Tala, no; reforestación, sí; exige el pueblo
Por Arturo González Alanís
Afloró la indignación social en el municipio de Zimapán, por causa de la poda de árboles en inmediaciones de la zona conocida como Los Aguacates, en trabajos emprendidos por autoridades del ayuntamiento, a cargo del alcalde Hermilo Trejo Rangel, pero que no pocos habitantes consideron «mal planeados y ponen en riesgo a importante número de ejemplares».
Los trabajos comenzaron en la calle Comonfort de la cabecera, por parte del área de Servicios Públicos Municipales, justificando que se trataba de «una medida preventiva orientada a salvaguardar la seguridad de la ciudadanía, derivado de diferentes situaciones que representan un riesgo, particularmente de los avecindados».
En ese sentido, hicieron referencia a decenas de gruesas ramas que cruzan peligrosamente entre cables de energía eléctrica, lo cual podría ocasionar fallas en el servicio, cortos circuitos, variaciones de voltaje en casas y comercios u otro tipo de accidentes por la latente ruptura y caída del tendido eléctrico.
Lo mismo, mencionaron la presencia de panales de abejas entre los árboles, sobre zonas de tránsito continuo, lo cual también consideraron que representa riesgo diario tanto para peatones como automovilistas, y por lo cual también determinaron poner freno a esa presunta amenaza.
Igual informó la alcaldía que en acciones paralelas dieron inicio a una evaluación técnica relacionada con el estado general de los árboles, «con el objetivo de identificar condiciones estructurales, daños o debilidades que pudieran representar algún riesgo para la población, especialmente durante la temporada de vientos y lluvias».
Eso sí, aseguraron que la poda sería realizada «de forma responsable y controlada, procurando la conservación del arbolado y priorizando en todo momento la seguridad de las personas», mientras que en el caso de los panales subrayaron que actuarían con las medidas necesarias para evitar situaciones de peligro.
Sin embargo, las reacciones sociales no fueron favorables para la presidencia municipal, pues no pocos habitantes recordaron que ya está muriendo el emblático árbol de sabino de la cabecera, por causa de una poda mal ejecutada y falta de mantenimiento, por parte de la administración local anterior.

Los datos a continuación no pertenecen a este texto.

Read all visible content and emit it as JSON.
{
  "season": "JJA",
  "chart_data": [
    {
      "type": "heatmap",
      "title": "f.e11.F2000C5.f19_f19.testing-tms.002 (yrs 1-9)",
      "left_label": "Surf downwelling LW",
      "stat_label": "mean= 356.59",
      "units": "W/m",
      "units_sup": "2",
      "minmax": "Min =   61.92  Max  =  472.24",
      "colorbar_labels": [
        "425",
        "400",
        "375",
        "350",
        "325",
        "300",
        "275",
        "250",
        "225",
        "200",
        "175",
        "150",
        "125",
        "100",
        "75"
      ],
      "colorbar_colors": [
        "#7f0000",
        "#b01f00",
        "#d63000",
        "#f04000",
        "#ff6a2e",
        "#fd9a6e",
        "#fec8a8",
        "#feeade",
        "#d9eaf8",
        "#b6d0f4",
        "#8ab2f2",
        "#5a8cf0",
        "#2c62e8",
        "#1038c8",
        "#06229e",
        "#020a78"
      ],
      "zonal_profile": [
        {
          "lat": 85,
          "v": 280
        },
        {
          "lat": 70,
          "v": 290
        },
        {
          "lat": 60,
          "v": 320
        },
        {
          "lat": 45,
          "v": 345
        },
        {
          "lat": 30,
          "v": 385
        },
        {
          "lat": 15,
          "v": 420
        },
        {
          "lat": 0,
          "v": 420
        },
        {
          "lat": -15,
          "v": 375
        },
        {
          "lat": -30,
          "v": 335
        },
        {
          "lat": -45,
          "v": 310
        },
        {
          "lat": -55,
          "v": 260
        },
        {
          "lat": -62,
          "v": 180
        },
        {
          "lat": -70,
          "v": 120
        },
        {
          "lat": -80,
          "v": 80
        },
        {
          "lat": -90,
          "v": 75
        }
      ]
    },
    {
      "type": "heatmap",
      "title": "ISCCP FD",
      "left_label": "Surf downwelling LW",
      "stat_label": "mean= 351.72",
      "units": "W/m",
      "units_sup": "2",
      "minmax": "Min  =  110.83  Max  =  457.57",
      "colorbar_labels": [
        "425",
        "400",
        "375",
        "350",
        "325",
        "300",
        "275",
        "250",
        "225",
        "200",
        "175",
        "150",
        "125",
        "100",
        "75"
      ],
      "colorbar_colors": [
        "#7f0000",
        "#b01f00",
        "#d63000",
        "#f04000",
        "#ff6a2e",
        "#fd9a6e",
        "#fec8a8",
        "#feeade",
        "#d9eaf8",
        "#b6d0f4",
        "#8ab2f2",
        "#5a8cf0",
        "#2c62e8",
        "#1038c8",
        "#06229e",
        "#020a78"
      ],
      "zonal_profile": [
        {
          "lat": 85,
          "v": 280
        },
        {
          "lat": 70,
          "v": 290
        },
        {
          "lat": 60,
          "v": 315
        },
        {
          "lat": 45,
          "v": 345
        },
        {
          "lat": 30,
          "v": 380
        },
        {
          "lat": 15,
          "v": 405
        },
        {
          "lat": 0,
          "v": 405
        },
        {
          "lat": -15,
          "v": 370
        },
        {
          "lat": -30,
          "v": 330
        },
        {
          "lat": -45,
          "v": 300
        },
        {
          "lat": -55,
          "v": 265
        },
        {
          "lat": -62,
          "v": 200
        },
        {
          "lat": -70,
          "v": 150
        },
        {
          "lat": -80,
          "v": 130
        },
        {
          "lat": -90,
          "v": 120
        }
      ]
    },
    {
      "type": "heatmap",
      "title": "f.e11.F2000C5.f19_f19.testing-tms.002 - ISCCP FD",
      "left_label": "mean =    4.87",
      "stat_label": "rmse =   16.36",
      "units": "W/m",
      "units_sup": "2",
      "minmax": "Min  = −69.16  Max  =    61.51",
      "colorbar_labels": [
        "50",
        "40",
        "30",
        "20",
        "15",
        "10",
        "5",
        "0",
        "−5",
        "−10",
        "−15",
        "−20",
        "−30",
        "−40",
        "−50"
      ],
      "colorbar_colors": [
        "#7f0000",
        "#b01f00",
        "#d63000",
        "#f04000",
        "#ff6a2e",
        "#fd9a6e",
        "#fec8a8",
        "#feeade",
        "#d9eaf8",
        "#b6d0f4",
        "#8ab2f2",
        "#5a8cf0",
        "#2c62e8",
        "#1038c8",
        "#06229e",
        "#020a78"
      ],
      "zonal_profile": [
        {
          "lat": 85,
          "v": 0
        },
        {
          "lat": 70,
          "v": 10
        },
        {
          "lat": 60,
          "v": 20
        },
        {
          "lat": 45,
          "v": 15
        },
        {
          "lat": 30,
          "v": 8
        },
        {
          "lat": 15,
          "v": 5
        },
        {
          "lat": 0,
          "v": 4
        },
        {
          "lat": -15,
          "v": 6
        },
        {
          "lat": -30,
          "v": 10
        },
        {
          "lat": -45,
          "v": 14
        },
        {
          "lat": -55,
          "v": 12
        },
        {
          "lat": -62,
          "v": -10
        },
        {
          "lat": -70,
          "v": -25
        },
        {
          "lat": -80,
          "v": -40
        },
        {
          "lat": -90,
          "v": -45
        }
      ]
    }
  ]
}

Con alrededor de 500 años de antigüedad, un tronco de casi cinco metros y altura de 25 metros, dicho árbol es el segundo más grande de su tipo a nivel nacional y el más grande del estado; se encuentra en avenida Centenario, en el parque público que lleva su nombre, El Sabino, pero lamentablemente ya está seco casi en su totalidad.
Debido a esa mala experiencia, lugareños consideraron que la poda recién emprendida podría contribuir a que también se sequen los árboles que aún existen en aquella zona de la cabecera de Zimapán, donde, por lo contrario, demandó la población que sea realizada una campaña de reforestación.
En reclamos vertidos en redes sociales, vecinos de la zona centro también pidieron explicaciones a la alcaldía en cuanto al retiro de los panales, pues no dejaron en claro qué acciones emprenderán para su rescate y en qué lugar serían reubicados, mientras otros consideraron que ni toquen a las colmenas «porque las abejas no atacan a nadie mientras no se les moleste».
En suma, pobladores de la cabecera consideraron importante la poda pero exigieron que sea realizada de manera adecuada y responsable, sin retirar más árboles en su totalidad, «porque son los pulmones y purificadores de aire para los habitantes de colonias del centro».